Additionally, the construction here is giving him an absolutely wild silohette. Like Gerard, the piping on his jacket gets progressively narrower to suggest a smaller waist, but without the really long stripes at the top to make the shoulders look broader. Those vertical lines across the front add to the effect because they're curved inward - which is interesting, because everyone else's uniforms are composed of entirely straight lines and sharp angles. And his jacket is cut REALLY high on the side. I can't tell if Ray's pants are more high-waisted than the others, or if it just looks that way because of the cut of the jacket. You see the stripe of the pants go all the way up his hip, and since he's already tall with long legs, it really accentuates that. It's hard to tell, but I think his pants are even a little more form-fitting than the others. The other day I saw people commenting on a gif of Ray in the WTTBP video about how they never noticed how long his legs are - this is why!
We talk about how part of what makes Ray such a compelling performer is how he moves, and I think this costume was designed to compliment fluid motion. The tailoring and curves of the piping avoid making him look too rigid or blocky, as a marching band uniform could easily do, and the high cut of the jacket lets the line of his legs continue uninterrupted. Honestly, this is a favorite look for Raygirls (gender neutral) for a reason - I think they knew exactly what they were doing putting him in a pretty, well-tailored uniform that accentuates his movement. (Caveat here that I'm a Raygirl (gn) so I'm definitely biased, and they all look great in their uniforms, but I do think Ray's is.....uniquely flattering, and I don't think it was an accident).
Conclusions
So now that we've talked about all of them, I think we have some interesting contrasts to make. Gerard and Mikey both have very classic looks, but Gerard's is more marching band and Mikey's is more military. Mikey and Bob both have very military looks, but Mikey's has a much more solid construction. Gerard and Ray are both on the marching band side of the spectrum, but Gerard's is classic while Ray's is ornate.

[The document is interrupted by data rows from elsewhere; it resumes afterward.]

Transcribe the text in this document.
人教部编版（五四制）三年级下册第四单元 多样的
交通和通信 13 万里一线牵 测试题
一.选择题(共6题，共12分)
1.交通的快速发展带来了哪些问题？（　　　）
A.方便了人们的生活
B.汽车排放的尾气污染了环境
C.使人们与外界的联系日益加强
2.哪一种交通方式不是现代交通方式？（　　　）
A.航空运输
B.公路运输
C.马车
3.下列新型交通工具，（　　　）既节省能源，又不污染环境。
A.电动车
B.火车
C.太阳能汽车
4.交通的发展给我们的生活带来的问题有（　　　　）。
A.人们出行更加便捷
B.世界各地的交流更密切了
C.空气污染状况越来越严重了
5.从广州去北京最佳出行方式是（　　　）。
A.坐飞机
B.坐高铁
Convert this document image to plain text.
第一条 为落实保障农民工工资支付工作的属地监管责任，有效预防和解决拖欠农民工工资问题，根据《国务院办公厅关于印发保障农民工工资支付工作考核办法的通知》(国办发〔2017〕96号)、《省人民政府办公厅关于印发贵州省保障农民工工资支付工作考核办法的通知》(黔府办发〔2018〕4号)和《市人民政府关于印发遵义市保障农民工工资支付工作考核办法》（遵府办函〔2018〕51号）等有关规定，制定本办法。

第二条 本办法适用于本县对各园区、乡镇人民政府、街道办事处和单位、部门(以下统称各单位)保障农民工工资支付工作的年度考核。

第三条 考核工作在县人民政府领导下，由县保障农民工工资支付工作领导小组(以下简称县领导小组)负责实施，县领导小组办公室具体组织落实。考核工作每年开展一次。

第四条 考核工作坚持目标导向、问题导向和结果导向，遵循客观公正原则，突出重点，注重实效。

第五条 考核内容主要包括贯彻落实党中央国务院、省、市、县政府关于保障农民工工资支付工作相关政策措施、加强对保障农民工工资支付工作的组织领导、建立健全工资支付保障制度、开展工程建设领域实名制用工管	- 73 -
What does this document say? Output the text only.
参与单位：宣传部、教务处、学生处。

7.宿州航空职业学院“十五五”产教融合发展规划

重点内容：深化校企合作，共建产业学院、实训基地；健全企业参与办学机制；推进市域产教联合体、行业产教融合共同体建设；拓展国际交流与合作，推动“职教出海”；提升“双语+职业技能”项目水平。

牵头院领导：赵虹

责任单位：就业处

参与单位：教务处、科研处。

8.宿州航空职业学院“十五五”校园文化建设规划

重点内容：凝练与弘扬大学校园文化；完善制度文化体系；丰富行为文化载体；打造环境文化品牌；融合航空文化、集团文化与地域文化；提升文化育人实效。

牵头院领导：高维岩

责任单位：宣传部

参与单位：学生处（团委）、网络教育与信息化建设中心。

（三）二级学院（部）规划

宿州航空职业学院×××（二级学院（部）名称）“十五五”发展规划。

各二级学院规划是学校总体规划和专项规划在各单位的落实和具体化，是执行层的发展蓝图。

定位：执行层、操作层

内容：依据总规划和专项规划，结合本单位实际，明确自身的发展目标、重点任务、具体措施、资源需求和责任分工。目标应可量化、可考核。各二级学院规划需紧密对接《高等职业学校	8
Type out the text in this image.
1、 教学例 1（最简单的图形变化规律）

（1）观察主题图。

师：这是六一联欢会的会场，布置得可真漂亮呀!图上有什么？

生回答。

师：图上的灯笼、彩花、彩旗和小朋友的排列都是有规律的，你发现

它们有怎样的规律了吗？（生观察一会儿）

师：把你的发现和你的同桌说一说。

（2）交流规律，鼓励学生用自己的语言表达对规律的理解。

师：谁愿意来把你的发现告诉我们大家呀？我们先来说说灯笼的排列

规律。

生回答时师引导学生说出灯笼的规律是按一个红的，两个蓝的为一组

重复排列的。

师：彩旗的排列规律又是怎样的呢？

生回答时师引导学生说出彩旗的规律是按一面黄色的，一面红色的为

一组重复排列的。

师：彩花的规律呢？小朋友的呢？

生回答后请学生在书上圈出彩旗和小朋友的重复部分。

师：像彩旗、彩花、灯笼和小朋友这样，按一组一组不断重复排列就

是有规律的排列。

My favorite contrast is between the guitarists - Frank's is blocky and rigid and tarnished, Ray's is curved and fluid and shiny.
The interplay between similarity and contrast is what makes this so compelling as a group costume - just by looking you can tell who's the leader, who's the tragic figure, who's the outcast, who's the rebel, who's being spotlit.
In closing, thank you Colleen Atwood and Gerard Way for designing these and the rest of the band for wearing them, I will never get tired of looking at them.